Last spring Cunningham debuted challenging senior incumbent Colton Jackson of Conway at left tackle.
He’s still listed there behind Jackson but this August preseason also has practiced contending with thirdyear sophomore Shane Clenin for the right guard spot vacated by 2018 graduate Johnny Gibson.
Then with redshirt Noah Gatlin lost for the season requiring knee surgery after the first August preseason practice, Cunningham also has practiced at right tackle where Gatlin was considered in near dead-heat competition with third-year sophomore Dalton Wagner.
For his role in in this past Saturday’s closed to the media 175-play scrimmage, Cunningham under the direction of Coach Chad Morris and offensive line coach Dustin Fry, apparently played all the above. Fitting him into where it seems he’s needed most remains a complex process as time creeps towards the Razorbacks’ Aug. 31 seasonopener against Portland State.
“I do feel that Myron will eventually be at some point in this rotation, without a doubt,” Morris said post scrimmage. “It’s just finding where is that rotation at for him. He’s gotten a lot of reps at left tackle, but Colton’s been doing really well there, as well. So we’ve been able to get him to the right side, working some at right tackle and then move him some at right guard, just to kind of see where’s the best fit for him.”
And obviously what would be best for the Hogs depending on the health and progress of others.

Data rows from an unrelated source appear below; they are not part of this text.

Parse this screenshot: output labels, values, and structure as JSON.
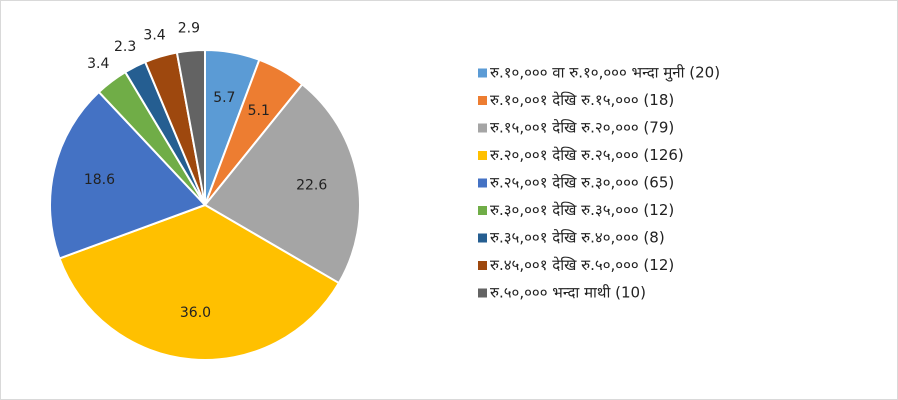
{
  "chart_data": {
    "type": "pie",
    "categories": [
      "रु.१०,००० वा रु.१०,००० भन्दा मुनी (20)",
      "रु.१०,००१ देखि रु.१५,००० (18)",
      "रु.१५,००१ देखि रु.२०,००० (79)",
      "रु.२०,००१ देखि रु.२५,००० (126)",
      "रु.२५,००१ देखि रु.३०,००० (65)",
      "रु.३०,००१ देखि रु.३५,००० (12)",
      "रु.३५,००१ देखि रु.४०,००० (8)",
      "रु.४५,००१ देखि रु.५०,००० (12)",
      "रु.५०,००० भन्दा माथी (10)"
    ],
    "values": [
      5.7,
      5.1,
      22.6,
      36.0,
      18.6,
      3.4,
      2.3,
      3.4,
      2.9
    ],
    "value_labels": [
      "5.7",
      "5.1",
      "22.6",
      "36.0",
      "18.6",
      "3.4",
      "2.3",
      "3.4",
      "2.9"
    ],
    "colors": [
      "#5b9bd5",
      "#ed7d31",
      "#a5a5a5",
      "#ffc000",
      "#4472c4",
      "#70ad47",
      "#255e91",
      "#9e480e",
      "#636363"
    ],
    "legend": "right"
  }
}
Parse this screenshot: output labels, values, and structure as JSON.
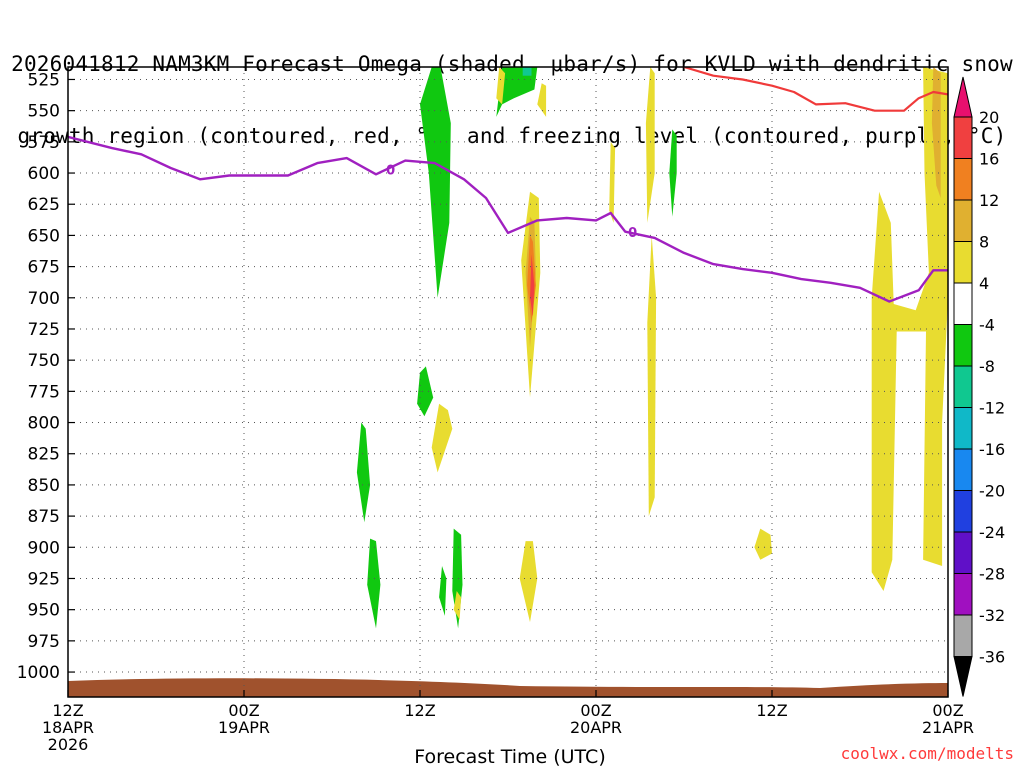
{
  "title_lines": [
    "2026041812 NAM3KM Forecast Omega (shaded, μbar/s) for KVLD with dendritic snow",
    "growth region (contoured, red, °C) and freezing level (contoured, purple, °C)"
  ],
  "credit": "coolwx.com/modelts",
  "chart_data": {
    "type": "time-height cross section",
    "xlabel": "Forecast Time (UTC)",
    "ylabel": "",
    "x_unit": "hours from 2026-04-18 12Z",
    "xlim": [
      0,
      60
    ],
    "x_ticks": [
      {
        "x": 0,
        "lines": [
          "12Z",
          "18APR",
          "2026"
        ]
      },
      {
        "x": 12,
        "lines": [
          "00Z",
          "19APR"
        ]
      },
      {
        "x": 24,
        "lines": [
          "12Z"
        ]
      },
      {
        "x": 36,
        "lines": [
          "00Z",
          "20APR"
        ]
      },
      {
        "x": 48,
        "lines": [
          "12Z"
        ]
      },
      {
        "x": 60,
        "lines": [
          "00Z",
          "21APR"
        ]
      }
    ],
    "y_unit": "hPa",
    "ylim": [
      1020,
      515
    ],
    "y_ticks": [
      525,
      550,
      575,
      600,
      625,
      650,
      675,
      700,
      725,
      750,
      775,
      800,
      825,
      850,
      875,
      900,
      925,
      950,
      975,
      1000
    ],
    "grid": true,
    "colorbar": {
      "unit": "μbar/s",
      "labels": [
        "20",
        "16",
        "12",
        "8",
        "4",
        "-4",
        "-8",
        "-12",
        "-16",
        "-20",
        "-24",
        "-28",
        "-32",
        "-36"
      ],
      "bins": [
        {
          "range": "20+",
          "color": "#e8106e"
        },
        {
          "range": "16 to 20",
          "color": "#f04040"
        },
        {
          "range": "12 to 16",
          "color": "#f08020"
        },
        {
          "range": "8 to 12",
          "color": "#e0b030"
        },
        {
          "range": "4 to 8",
          "color": "#e8dc30"
        },
        {
          "range": "-4 to 4",
          "color": "#ffffff"
        },
        {
          "range": "-8 to -4",
          "color": "#10c810"
        },
        {
          "range": "-12 to -8",
          "color": "#10c890"
        },
        {
          "range": "-16 to -12",
          "color": "#10b8c8"
        },
        {
          "range": "-20 to -16",
          "color": "#1888f0"
        },
        {
          "range": "-24 to -20",
          "color": "#2040e0"
        },
        {
          "range": "-28 to -24",
          "color": "#6010c8"
        },
        {
          "range": "-32 to -28",
          "color": "#a010c0"
        },
        {
          "range": "-36 to -32",
          "color": "#a8a8a8"
        },
        {
          "range": "< -36",
          "color": "#000000"
        }
      ]
    },
    "freezing_level": {
      "color": "#a020c0",
      "label": "0",
      "points": [
        [
          0,
          571
        ],
        [
          3,
          580
        ],
        [
          5,
          585
        ],
        [
          7,
          596
        ],
        [
          9,
          605
        ],
        [
          11,
          602
        ],
        [
          13,
          602
        ],
        [
          15,
          602
        ],
        [
          17,
          592
        ],
        [
          19,
          588
        ],
        [
          21,
          601
        ],
        [
          23,
          590
        ],
        [
          25,
          592
        ],
        [
          27,
          605
        ],
        [
          28.5,
          620
        ],
        [
          30,
          648
        ],
        [
          32,
          638
        ],
        [
          34,
          636
        ],
        [
          36,
          638
        ],
        [
          37,
          632
        ],
        [
          38,
          647
        ],
        [
          40,
          652
        ],
        [
          42,
          664
        ],
        [
          44,
          673
        ],
        [
          46,
          677
        ],
        [
          48,
          680
        ],
        [
          50,
          685
        ],
        [
          52,
          688
        ],
        [
          54,
          692
        ],
        [
          56,
          703
        ],
        [
          58,
          694
        ],
        [
          59,
          678
        ],
        [
          60,
          678
        ]
      ]
    },
    "snow_growth_region": {
      "color": "#f03a3a",
      "points": [
        [
          42,
          515
        ],
        [
          44,
          522
        ],
        [
          46,
          525
        ],
        [
          48,
          530
        ],
        [
          49.5,
          535
        ],
        [
          51,
          545
        ],
        [
          53,
          544
        ],
        [
          55,
          550
        ],
        [
          57,
          550
        ],
        [
          58,
          540
        ],
        [
          59,
          535
        ],
        [
          60,
          537
        ]
      ]
    },
    "omega_areas": [
      {
        "color": "#10c810",
        "t": [
          [
            24.8,
            515
          ],
          [
            24.0,
            545
          ],
          [
            24.6,
            600
          ],
          [
            25.2,
            700
          ],
          [
            26.0,
            640
          ],
          [
            26.1,
            560
          ],
          [
            25.4,
            515
          ]
        ]
      },
      {
        "color": "#10c810",
        "t": [
          [
            29.6,
            515
          ],
          [
            29.2,
            555
          ],
          [
            29.6,
            545
          ],
          [
            30.4,
            540
          ],
          [
            31.8,
            533
          ],
          [
            32.0,
            515
          ]
        ]
      },
      {
        "color": "#10c890",
        "t": [
          [
            31.0,
            515
          ],
          [
            31.0,
            522
          ],
          [
            31.6,
            522
          ],
          [
            31.6,
            515
          ]
        ]
      },
      {
        "color": "#10c810",
        "t": [
          [
            24.0,
            760
          ],
          [
            23.8,
            785
          ],
          [
            24.3,
            795
          ],
          [
            24.9,
            780
          ],
          [
            24.4,
            755
          ]
        ]
      },
      {
        "color": "#10c810",
        "t": [
          [
            20.0,
            800
          ],
          [
            19.7,
            840
          ],
          [
            20.2,
            880
          ],
          [
            20.6,
            850
          ],
          [
            20.3,
            805
          ]
        ]
      },
      {
        "color": "#10c810",
        "t": [
          [
            20.6,
            893
          ],
          [
            20.4,
            930
          ],
          [
            21.0,
            965
          ],
          [
            21.3,
            930
          ],
          [
            21.0,
            895
          ]
        ]
      },
      {
        "color": "#10c810",
        "t": [
          [
            26.3,
            885
          ],
          [
            26.2,
            935
          ],
          [
            26.6,
            965
          ],
          [
            26.9,
            930
          ],
          [
            26.8,
            890
          ]
        ]
      },
      {
        "color": "#10c810",
        "t": [
          [
            25.5,
            915
          ],
          [
            25.3,
            940
          ],
          [
            25.7,
            955
          ],
          [
            25.8,
            925
          ]
        ]
      },
      {
        "color": "#10c810",
        "t": [
          [
            41.2,
            565
          ],
          [
            41.0,
            600
          ],
          [
            41.2,
            635
          ],
          [
            41.5,
            600
          ],
          [
            41.5,
            570
          ]
        ]
      },
      {
        "color": "#e8dc30",
        "t": [
          [
            29.4,
            515
          ],
          [
            29.2,
            540
          ],
          [
            29.6,
            545
          ],
          [
            29.8,
            520
          ]
        ]
      },
      {
        "color": "#e8dc30",
        "t": [
          [
            32.3,
            528
          ],
          [
            32.0,
            545
          ],
          [
            32.6,
            555
          ],
          [
            32.6,
            530
          ]
        ]
      },
      {
        "color": "#e8dc30",
        "t": [
          [
            31.5,
            615
          ],
          [
            30.9,
            670
          ],
          [
            31.5,
            780
          ],
          [
            32.2,
            680
          ],
          [
            32.1,
            620
          ]
        ]
      },
      {
        "color": "#e0b030",
        "t": [
          [
            31.5,
            635
          ],
          [
            31.2,
            680
          ],
          [
            31.5,
            740
          ],
          [
            31.9,
            680
          ],
          [
            31.8,
            640
          ]
        ]
      },
      {
        "color": "#f08020",
        "t": [
          [
            31.5,
            650
          ],
          [
            31.3,
            690
          ],
          [
            31.6,
            720
          ],
          [
            31.9,
            690
          ],
          [
            31.7,
            655
          ]
        ]
      },
      {
        "color": "#f04040",
        "t": [
          [
            31.6,
            665
          ],
          [
            31.5,
            700
          ],
          [
            31.7,
            715
          ],
          [
            31.8,
            690
          ]
        ]
      },
      {
        "color": "#e8dc30",
        "t": [
          [
            25.3,
            785
          ],
          [
            24.8,
            820
          ],
          [
            25.2,
            840
          ],
          [
            26.2,
            805
          ],
          [
            25.9,
            790
          ]
        ]
      },
      {
        "color": "#e8dc30",
        "t": [
          [
            26.5,
            935
          ],
          [
            26.3,
            950
          ],
          [
            26.7,
            958
          ],
          [
            26.8,
            940
          ]
        ]
      },
      {
        "color": "#e8dc30",
        "t": [
          [
            31.2,
            895
          ],
          [
            30.8,
            925
          ],
          [
            31.5,
            960
          ],
          [
            32.0,
            925
          ],
          [
            31.7,
            895
          ]
        ]
      },
      {
        "color": "#e8dc30",
        "t": [
          [
            39.7,
            515
          ],
          [
            39.4,
            560
          ],
          [
            39.5,
            640
          ],
          [
            40.0,
            600
          ],
          [
            40.0,
            520
          ]
        ]
      },
      {
        "color": "#e8dc30",
        "t": [
          [
            39.8,
            650
          ],
          [
            39.5,
            720
          ],
          [
            39.6,
            875
          ],
          [
            40.0,
            860
          ],
          [
            40.1,
            700
          ]
        ]
      },
      {
        "color": "#e8dc30",
        "t": [
          [
            37.0,
            575
          ],
          [
            36.9,
            630
          ],
          [
            37.2,
            640
          ],
          [
            37.3,
            580
          ]
        ]
      },
      {
        "color": "#e8dc30",
        "t": [
          [
            47.2,
            885
          ],
          [
            46.8,
            900
          ],
          [
            47.2,
            910
          ],
          [
            48.0,
            905
          ],
          [
            47.9,
            890
          ]
        ]
      },
      {
        "color": "#e8dc30",
        "t": [
          [
            55.3,
            615
          ],
          [
            54.8,
            700
          ],
          [
            54.8,
            920
          ],
          [
            55.6,
            935
          ],
          [
            56.2,
            910
          ],
          [
            56.5,
            727
          ],
          [
            58.5,
            727
          ],
          [
            58.3,
            910
          ],
          [
            59.6,
            915
          ],
          [
            59.6,
            800
          ],
          [
            60.0,
            700
          ],
          [
            60.0,
            520
          ],
          [
            58.3,
            515
          ],
          [
            58.4,
            600
          ],
          [
            58.7,
            680
          ],
          [
            57.8,
            710
          ],
          [
            56.3,
            705
          ],
          [
            56.1,
            640
          ]
        ]
      },
      {
        "color": "#e0b030",
        "t": [
          [
            59.0,
            515
          ],
          [
            58.9,
            560
          ],
          [
            59.2,
            610
          ],
          [
            59.5,
            620
          ],
          [
            59.5,
            520
          ]
        ]
      }
    ],
    "terrain_color": "#a0522d"
  }
}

In one respect, Cunningham has already accomplished his mission even before the seasonopener.
Fry freely said Cunningham in part was recruited “to piss off” the returning offensive tackles as a competitor for their jobs.
Fifth-year senior Jackson stoically says, “That’s just part of the game. I’m used to it. When you go recruiting, you’re looking to replace guys and create competition. Nobody’s spot is secure.”
Nevertheless, it seems
his game stepped up since Cunningham’s arrival last spring.
Wagner, yearning to replace graduated 2018 starting tackle Brian Wallace, took more personally Fry’s remarks about last winter about signing JC transfer linemen Cunningham and Chibueze Nwanna.
“That is the first thing he said to us,” Wagner said.
“He said ‘I have recruited two junior-college tackles coming and I expect them to take your positions.’ It lights a fire under your butt and gets you going. It gets you all competitive, gets you angry. You are like ‘I am not going to let him take my spot’ so you work extra hard.”
So Fry’s intent succeeded. “It’s about competition and we are definitely a lot better for it,” Wagner said. “It’s a lot better than we were a year ago just making sure that competition, as I have said before, competition breeds success.”
Coming off a 2-10 season, these Hogs want success in the worst way. And for this line, one of the best ways is a talented, versatile lineman almost by himself creating depth last year’s O-line didn’t have.
“He did a tremendous job today,” Wagner said post scrimmage. “He really stepped up, playing all the different positions, playing with the ones and the twos, especially. “Myron has been a guy that has really stood out, really stepped up no matter where Coach Fry tells him to go. He is always going there and doing a good job.”
Wagner especially seemed to enjoy playing alongside Cunningham when the two have been paired at right tackle and right guard.
“For as big as he is, he gets really low and does an excellent job getting underneath blocks and really posting it up for me to come and clear it all out,” Wagner said.